An organizational leader, as the one who pastored our previous church told me directly, believes that people are disposable.  If someone has a need that the “developing leaders” are ill-equipped to deal with, the Senior Pastor, often times known as the CEO, is probably also not equipped to meet that need.  Because he is not “relational,” he will avoid stepping in to the arena of relational ministry.  The leader is okay with that person whose need is not being met to exit the church.  Individuals – and entire families – are not as important as the system that the leader is building.

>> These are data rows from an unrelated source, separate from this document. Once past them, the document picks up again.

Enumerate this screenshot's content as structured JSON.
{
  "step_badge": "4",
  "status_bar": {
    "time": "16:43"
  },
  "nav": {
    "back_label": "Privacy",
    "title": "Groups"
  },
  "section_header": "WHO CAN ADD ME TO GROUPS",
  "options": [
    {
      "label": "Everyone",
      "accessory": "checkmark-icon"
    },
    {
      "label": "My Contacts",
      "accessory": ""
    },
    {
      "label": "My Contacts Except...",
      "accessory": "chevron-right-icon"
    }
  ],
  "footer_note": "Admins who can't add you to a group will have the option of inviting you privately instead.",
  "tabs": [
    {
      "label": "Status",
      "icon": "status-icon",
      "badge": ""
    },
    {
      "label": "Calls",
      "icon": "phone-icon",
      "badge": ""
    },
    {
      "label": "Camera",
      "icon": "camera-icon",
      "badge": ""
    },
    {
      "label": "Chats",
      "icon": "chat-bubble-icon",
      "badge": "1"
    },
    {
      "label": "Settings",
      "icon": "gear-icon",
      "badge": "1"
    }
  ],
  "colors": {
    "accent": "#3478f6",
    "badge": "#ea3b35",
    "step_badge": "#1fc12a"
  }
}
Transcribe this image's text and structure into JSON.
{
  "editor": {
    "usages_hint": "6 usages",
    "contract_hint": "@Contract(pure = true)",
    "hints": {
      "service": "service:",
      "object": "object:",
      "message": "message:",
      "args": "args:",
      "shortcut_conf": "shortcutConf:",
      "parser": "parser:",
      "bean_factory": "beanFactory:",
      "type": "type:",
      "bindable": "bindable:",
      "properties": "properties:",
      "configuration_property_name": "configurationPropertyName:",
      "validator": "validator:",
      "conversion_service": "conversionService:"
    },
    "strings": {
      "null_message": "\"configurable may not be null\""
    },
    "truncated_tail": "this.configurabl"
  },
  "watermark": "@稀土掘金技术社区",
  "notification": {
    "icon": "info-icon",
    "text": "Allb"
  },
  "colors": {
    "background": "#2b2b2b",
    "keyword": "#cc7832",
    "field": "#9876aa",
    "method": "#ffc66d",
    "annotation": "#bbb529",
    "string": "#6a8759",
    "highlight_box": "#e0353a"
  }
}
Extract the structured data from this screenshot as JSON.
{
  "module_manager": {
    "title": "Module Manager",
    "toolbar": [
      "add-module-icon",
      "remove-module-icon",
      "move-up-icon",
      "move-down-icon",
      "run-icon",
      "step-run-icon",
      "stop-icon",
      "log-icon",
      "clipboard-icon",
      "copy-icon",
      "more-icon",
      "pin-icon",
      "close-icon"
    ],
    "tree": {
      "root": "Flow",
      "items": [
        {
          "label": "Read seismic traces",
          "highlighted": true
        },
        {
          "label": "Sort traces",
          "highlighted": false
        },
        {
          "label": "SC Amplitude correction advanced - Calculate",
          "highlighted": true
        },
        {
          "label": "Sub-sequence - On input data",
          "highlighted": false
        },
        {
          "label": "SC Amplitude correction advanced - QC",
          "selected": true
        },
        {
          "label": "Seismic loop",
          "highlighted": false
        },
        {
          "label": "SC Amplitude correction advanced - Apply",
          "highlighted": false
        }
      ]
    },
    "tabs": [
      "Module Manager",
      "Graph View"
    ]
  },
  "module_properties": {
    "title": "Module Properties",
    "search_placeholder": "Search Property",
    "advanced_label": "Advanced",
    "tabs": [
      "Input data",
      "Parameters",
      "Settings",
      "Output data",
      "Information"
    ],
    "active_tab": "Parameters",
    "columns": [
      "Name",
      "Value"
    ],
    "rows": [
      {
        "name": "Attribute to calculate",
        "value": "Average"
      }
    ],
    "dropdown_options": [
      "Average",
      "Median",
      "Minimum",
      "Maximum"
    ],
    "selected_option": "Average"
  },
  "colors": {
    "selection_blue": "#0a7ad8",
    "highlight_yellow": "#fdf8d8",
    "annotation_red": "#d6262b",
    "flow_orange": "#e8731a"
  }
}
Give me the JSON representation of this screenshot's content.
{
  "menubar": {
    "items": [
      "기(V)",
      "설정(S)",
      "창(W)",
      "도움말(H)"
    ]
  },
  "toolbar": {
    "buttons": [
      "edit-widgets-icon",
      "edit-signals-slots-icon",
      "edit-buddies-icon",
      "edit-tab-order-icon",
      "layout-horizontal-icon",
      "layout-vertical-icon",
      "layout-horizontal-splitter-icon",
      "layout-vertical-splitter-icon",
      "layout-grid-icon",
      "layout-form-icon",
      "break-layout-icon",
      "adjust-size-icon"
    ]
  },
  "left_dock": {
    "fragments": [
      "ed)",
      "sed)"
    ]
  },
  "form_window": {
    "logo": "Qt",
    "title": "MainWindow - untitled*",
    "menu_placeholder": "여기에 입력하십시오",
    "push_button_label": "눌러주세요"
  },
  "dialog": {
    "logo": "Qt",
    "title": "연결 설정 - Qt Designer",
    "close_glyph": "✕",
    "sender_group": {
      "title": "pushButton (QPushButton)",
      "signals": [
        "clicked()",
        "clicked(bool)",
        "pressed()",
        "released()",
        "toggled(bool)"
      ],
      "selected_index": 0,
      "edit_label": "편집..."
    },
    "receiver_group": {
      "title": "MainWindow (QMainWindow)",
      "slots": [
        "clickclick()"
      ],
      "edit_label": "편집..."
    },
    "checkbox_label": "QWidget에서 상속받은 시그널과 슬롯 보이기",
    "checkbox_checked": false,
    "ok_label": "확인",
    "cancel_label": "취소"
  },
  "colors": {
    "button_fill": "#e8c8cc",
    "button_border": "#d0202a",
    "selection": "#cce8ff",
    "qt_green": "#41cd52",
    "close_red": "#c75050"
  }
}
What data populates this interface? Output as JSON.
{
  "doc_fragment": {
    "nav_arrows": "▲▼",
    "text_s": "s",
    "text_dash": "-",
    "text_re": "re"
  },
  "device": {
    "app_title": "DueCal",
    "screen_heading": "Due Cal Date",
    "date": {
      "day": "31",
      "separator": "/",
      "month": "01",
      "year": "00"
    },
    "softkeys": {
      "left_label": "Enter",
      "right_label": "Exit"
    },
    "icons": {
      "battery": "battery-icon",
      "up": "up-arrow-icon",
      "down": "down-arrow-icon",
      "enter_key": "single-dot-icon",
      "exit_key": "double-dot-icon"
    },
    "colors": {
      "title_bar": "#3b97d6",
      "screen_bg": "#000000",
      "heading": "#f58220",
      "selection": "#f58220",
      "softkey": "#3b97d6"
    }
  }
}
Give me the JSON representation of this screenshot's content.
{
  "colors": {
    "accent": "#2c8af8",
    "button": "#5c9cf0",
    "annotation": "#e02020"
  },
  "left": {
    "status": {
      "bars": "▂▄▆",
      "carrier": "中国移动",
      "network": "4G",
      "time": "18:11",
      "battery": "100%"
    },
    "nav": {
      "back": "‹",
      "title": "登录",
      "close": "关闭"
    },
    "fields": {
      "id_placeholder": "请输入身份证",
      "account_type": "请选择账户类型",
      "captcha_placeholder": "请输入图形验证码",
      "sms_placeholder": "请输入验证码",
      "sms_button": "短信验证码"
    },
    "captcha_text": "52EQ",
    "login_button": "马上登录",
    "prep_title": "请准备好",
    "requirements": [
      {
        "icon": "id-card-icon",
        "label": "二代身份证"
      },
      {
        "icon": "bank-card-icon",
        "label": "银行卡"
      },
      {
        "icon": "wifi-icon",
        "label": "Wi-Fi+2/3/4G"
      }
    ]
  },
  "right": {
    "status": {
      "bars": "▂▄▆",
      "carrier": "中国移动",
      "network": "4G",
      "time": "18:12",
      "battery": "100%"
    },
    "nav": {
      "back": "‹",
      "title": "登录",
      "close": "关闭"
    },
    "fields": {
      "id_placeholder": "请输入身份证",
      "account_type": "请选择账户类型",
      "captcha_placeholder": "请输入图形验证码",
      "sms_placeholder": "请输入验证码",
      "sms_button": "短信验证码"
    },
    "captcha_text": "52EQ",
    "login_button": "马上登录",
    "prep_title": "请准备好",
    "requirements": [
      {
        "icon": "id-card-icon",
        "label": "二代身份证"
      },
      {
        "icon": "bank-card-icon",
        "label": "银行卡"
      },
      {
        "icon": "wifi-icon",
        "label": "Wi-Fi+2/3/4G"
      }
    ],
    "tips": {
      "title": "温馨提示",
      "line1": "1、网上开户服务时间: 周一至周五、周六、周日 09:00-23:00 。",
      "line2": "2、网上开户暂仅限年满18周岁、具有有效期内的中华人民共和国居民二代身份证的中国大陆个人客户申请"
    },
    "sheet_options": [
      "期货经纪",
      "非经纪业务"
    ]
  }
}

And that system is just that – a system.  It’s not about people.  It’s about numbers.  Numbers of people, numbers at the bottom line, numbers of staff, numbers of new members, numbers of services, etc.

And that “inner circle”?  If they are not “relational” leaders, they will be ill-equipped to develop relational ministries within the system.  They will attempt program after program, class after class, but without that relational component to connect to people, those programs will fizzle and die.  And, instead of realizing that it is a relational problem – because relationships aren’t being developed and maintained, they will try another new program or class.  And they will blame the people for not being spiritual enough; for not desiring more of God; for not having their priorities straight.

And they are probably right.  Because the people who are drawn to those “systems” probably aren’t willing to live vulnerably.  They don’t want to be seen or to be transparent.  They don’t want anyone to know that they struggle or are needy.  So they don’t need the classes and programs or the interactions and relationships that a smaller church expects and thrives on.

So, one must ask themselves, how important is it that you be in a church where you and your family will be known and, when necessary, cared for and that you can care for those who lead?  If your idea of church is that it is a place of community – not just with the few people you might interact with because you sit in the same pew every week, but because you are a “family,” you may be very happy in a small church.

But, if you just want to go for the entertainment – good music, good speaker, maybe even a good skit or worship dance – and if you never have a need for a pastor to know you well enough to speak personally about you at your funeral, and you really have no intention of being involved beyond putting money into the offering plate, chances are, you will be very happy attending that mega church.